В отделении Виктор Иванович о чем-то пошушукался с ментами, и нас препроводили в небольшую комнату с зарешеченным окном, столом и тремя стульями. Адвокат повесил на торчавший из стены гвоздь дорогое пальто, подбитое натуральным мехом, и сказал:
– Чего стоишь? Устраивайся. Сейчас твоего орла приведут.
Я села на стул и почувствовала, как в спину сильно дует от окна. Попытка его переставить оказалась безуспешной, ножки были намертво привинчены к полу.
– Да, – хохотнул Неустроев, – здесь так, сиди и не рыпайся.
Тут с легким скрипом распахнулась дверь, и на пороге в сопровождении толстого, одышливого милиционера появился парень, красивый, словно молодой греческий бог. До сих пор я считала, что безупречные мужские лица и столь же безукоризненные фигуры на самом деле плод работы гримеров, стилистов и полиграфистов. Я полагала, что нормальному мальчику, без каких-то видимых изъянов, красят волосы, покрывают тоном лицо, вставляют цветные линзы, рисуют другие губы, изменяют гримом форму носа и снимают Аполлона на пленку.
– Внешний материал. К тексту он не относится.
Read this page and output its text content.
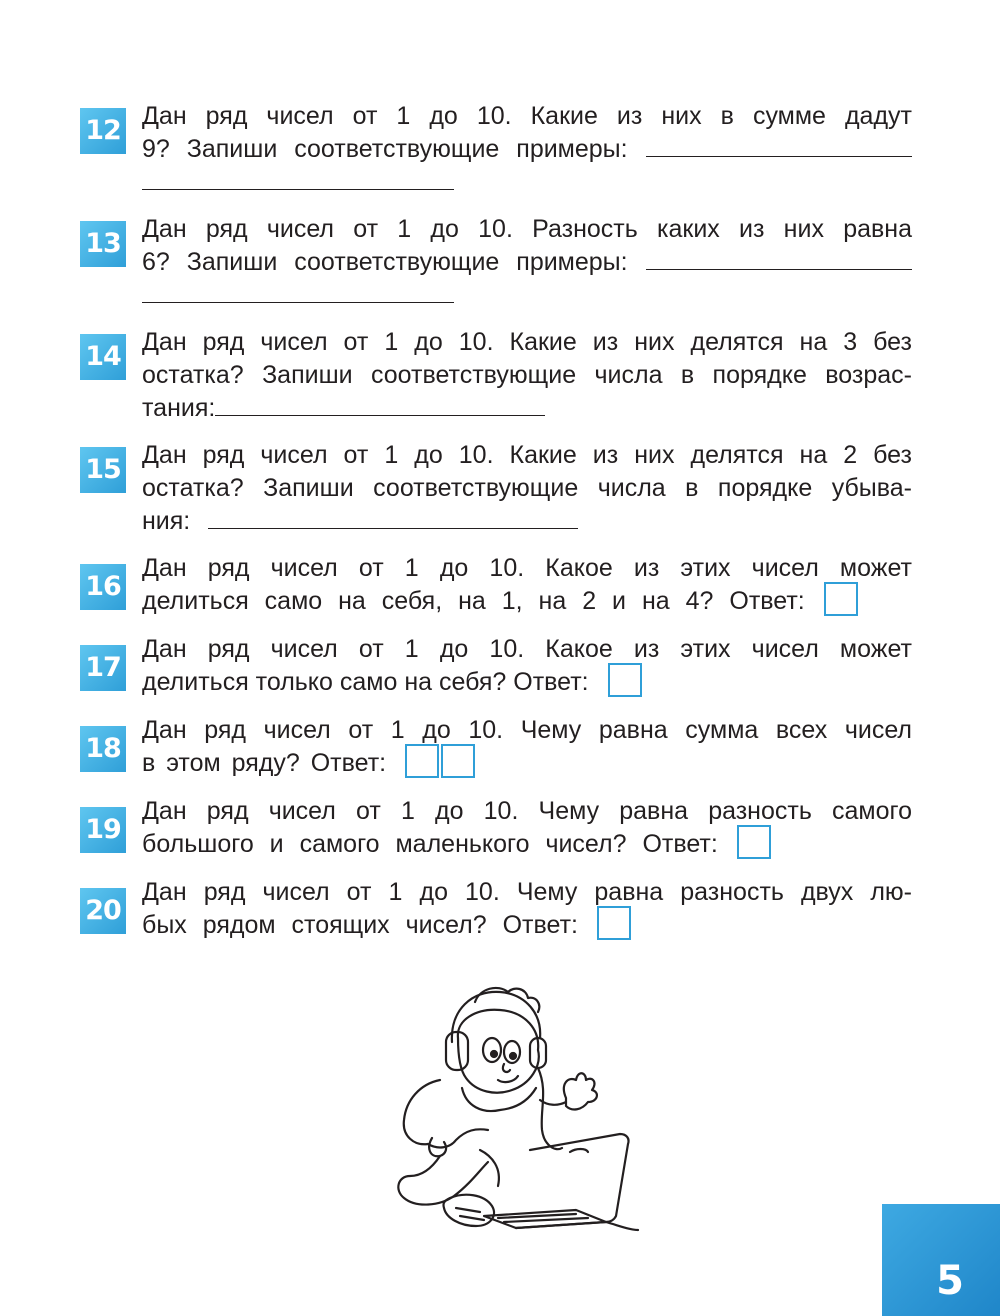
12 Дан ряд чисел от 1 до 10. Какие из них в сумме дадут
9? Запиши соответствующие примеры:
13 Дан ряд чисел от 1 до 10. Разность каких из них равна
6? Запиши соответствующие примеры:
14 Дан ряд чисел от 1 до 10. Какие из них делятся на 3 без
остатка? Запиши соответствующие числа в порядке возрас-
тания:
15 Дан ряд чисел от 1 до 10. Какие из них делятся на 2 без
остатка? Запиши соответствующие числа в порядке убыва-
ния:
16
Дан ряд чисел от 1 до 10. Какое из этих чисел может
делиться само на себя, на 1, на 2 и на 4? Ответ:
17
Дан ряд чисел от 1 до 10. Какое из этих чисел может
делиться только само на себя? Ответ:
18
Дан ряд чисел от 1 до 10. Чему равна сумма всех чисел
в этом ряду? Ответ:
19
Дан ряд чисел от 1 до 10. Чему равна разность самого
большого и самого маленького чисел? Ответ:
20
Дан ряд чисел от 1 до 10. Чему равна разность двух лю-
бых рядом стоящих чисел? Ответ:
5
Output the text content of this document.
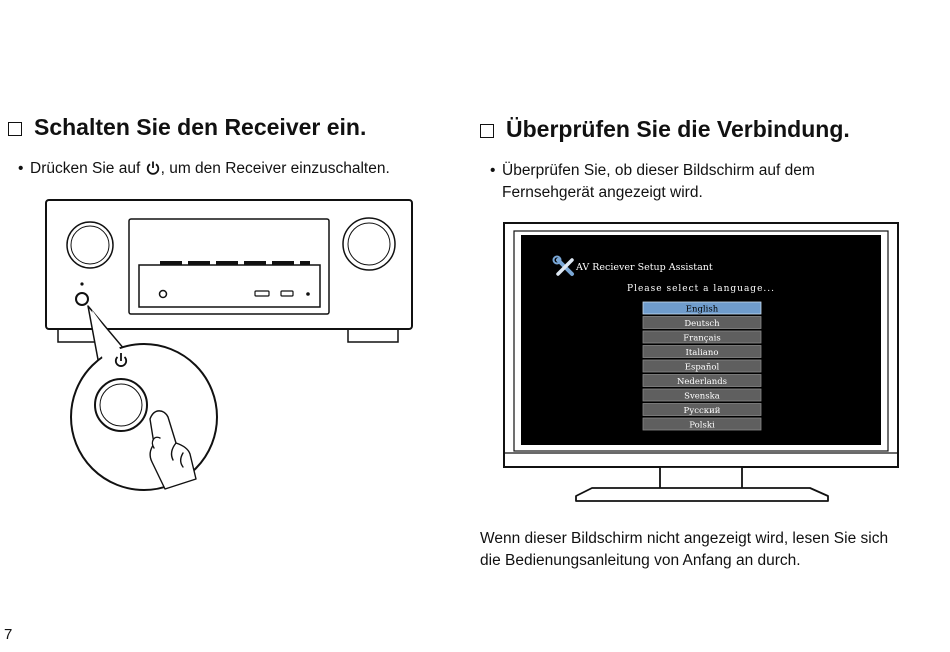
Schalten Sie den Receiver ein.

• Drücken Sie auf , um den Receiver einzuschalten.

Überprüfen Sie die Verbindung.

• Überprüfen Sie, ob dieser Bildschirm auf dem
Fernsehgerät angezeigt wird.

AV Reciever Setup Assistant
Please select a language...
English
Deutsch
Français
Italiano
Español
Nederlands
Svenska
Русский
Polski

Wenn dieser Bildschirm nicht angezeigt wird, lesen Sie sich
die Bedienungsanleitung von Anfang an durch.

7
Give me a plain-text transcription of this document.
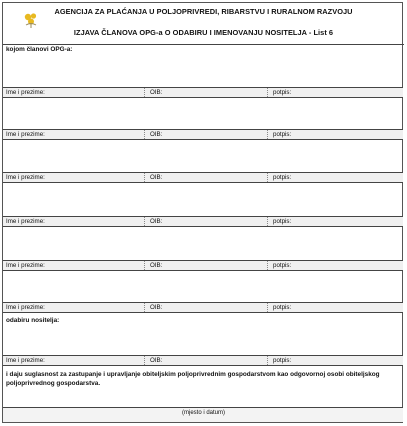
AGENCIJA ZA PLAĆANJA U POLJOPRIVREDI, RIBARSTVU I RURALNOM RAZVOJU
IZJAVA ČLANOVA OPG-a O ODABIRU I IMENOVANJU NOSITELJA - List 6
kojom članovi OPG-a:
Ime i prezime:	OIB:	potpis:
Ime i prezime:	OIB:	potpis:
Ime i prezime:	OIB:	potpis:
Ime i prezime:	OIB:	potpis:
Ime i prezime:	OIB:	potpis:
Ime i prezime:	OIB:	potpis:
odabiru nositelja:
Ime i prezime:	OIB:	potpis:
i daju suglasnost za zastupanje i upravljanje obiteljskim poljoprivrednim gospodarstvom kao odgovornoj osobi obiteljskog poljoprivrednog gospodarstva.
(mjesto i datum)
Потом за дело берутся те, кто работает с фотографиями. Сейчас, в век компьютеров, снимок можно подвергнуть любым, самым волшебным метаморфозам. И в результате вместо обычного юноши с простоватым лицом вы видите на развороте какого-нибудь журнала обалденного мужественного красавца. Мне-то такие красавчики никогда не нравились, но многие дурочки готовы полжизни отдать за подобного кавалера. Но, повторяюсь, до сих пор я была уверена, что такие мужчины в природе не встречаются.
Сейчас же моя уверенность была разбита, потому что в камере, одетый в мятые, грязные джинсы и потерявший вид пуловер, стоял именно такой неземной красавец. Белокурые, вьющиеся большими кудрями волосы падали на высокий чистый лоб мыслителя. Огромные голубые глаза, окруженные густыми черными ресницами, смотрели на нас с легким недоумением. Картину дополняли красиво изогнутые яркие губы, аккуратный нос с изящно вырезанными ноздрями, слегка смуглая кожа.
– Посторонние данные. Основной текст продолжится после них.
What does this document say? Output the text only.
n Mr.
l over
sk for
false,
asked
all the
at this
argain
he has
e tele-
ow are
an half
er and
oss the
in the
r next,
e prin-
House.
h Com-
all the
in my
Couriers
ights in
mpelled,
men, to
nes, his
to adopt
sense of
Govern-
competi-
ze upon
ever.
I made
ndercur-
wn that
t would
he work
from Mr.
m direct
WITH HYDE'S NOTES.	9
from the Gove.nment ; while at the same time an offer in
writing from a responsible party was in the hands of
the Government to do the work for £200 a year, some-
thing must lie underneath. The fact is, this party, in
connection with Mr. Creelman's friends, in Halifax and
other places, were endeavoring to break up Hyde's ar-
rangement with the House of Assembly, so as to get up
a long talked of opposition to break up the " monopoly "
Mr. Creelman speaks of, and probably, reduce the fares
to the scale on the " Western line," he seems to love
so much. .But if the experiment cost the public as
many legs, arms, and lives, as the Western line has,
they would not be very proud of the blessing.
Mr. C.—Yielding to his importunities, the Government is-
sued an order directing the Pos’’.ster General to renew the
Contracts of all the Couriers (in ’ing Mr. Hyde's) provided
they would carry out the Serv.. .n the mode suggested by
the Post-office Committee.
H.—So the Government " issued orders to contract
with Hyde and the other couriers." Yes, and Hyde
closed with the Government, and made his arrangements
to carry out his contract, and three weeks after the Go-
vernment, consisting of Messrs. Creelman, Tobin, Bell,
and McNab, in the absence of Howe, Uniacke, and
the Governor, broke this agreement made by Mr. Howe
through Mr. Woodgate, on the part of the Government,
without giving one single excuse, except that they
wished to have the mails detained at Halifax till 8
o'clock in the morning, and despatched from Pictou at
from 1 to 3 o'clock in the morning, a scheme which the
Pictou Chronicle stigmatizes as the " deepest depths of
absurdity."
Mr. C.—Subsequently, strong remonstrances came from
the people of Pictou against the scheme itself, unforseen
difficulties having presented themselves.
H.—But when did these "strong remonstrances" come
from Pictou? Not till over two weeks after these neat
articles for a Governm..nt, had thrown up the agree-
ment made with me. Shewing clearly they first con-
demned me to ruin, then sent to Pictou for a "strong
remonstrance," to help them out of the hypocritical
Скорей всего, Веня ходит в солярий. У блондина со светлыми глазами не бывает такого цвета лица от природы. Рост у парня зашкалил за метр восемьдесят пять, а фигура напоминает равнобедренный треугольник, поставленный на вершину: широкие плечи, узкие бедра и никакого намека на живот.
Да уж, ему впору ходить по подиуму, сниматься в кино, играть в спектаклях, но никак не тосковать на нарах.
– Садись, Вениамин, – кивнул Виктор Иванович, – мы с Анной Семеновной твои адвокаты. Вернее, защитник я, а она мой помощник. Ну как, понравилось в камере?
– Скажете тоже, – дернулся Веня, – ужас.
– Значит, не хочешь сидеть лет пятнадцать?
– Нет, – ответил парень на первый взгляд спокойно, но я заметила, что его смуглая кожа внезапно приобрела сероватый оттенок, а над верхней губой выступила цепочка мелких капелек.
– Это хорошо, – улыбнулся Неустроев, – начало нашего разговора обнадеживает! Теперь ты, если, конечно, хочешь максимально облегчить свою участь, должен нам рассказать все как на духу, только тогда мы сумеем тебе помочь.
Глаза Вени потемнели и из серо-голубых стали ярко-синими. Внешность его от этой метаморфозы только выиграла.
– Да нечего мне рассказывать, – пожал он плечами, – никого я не убивал.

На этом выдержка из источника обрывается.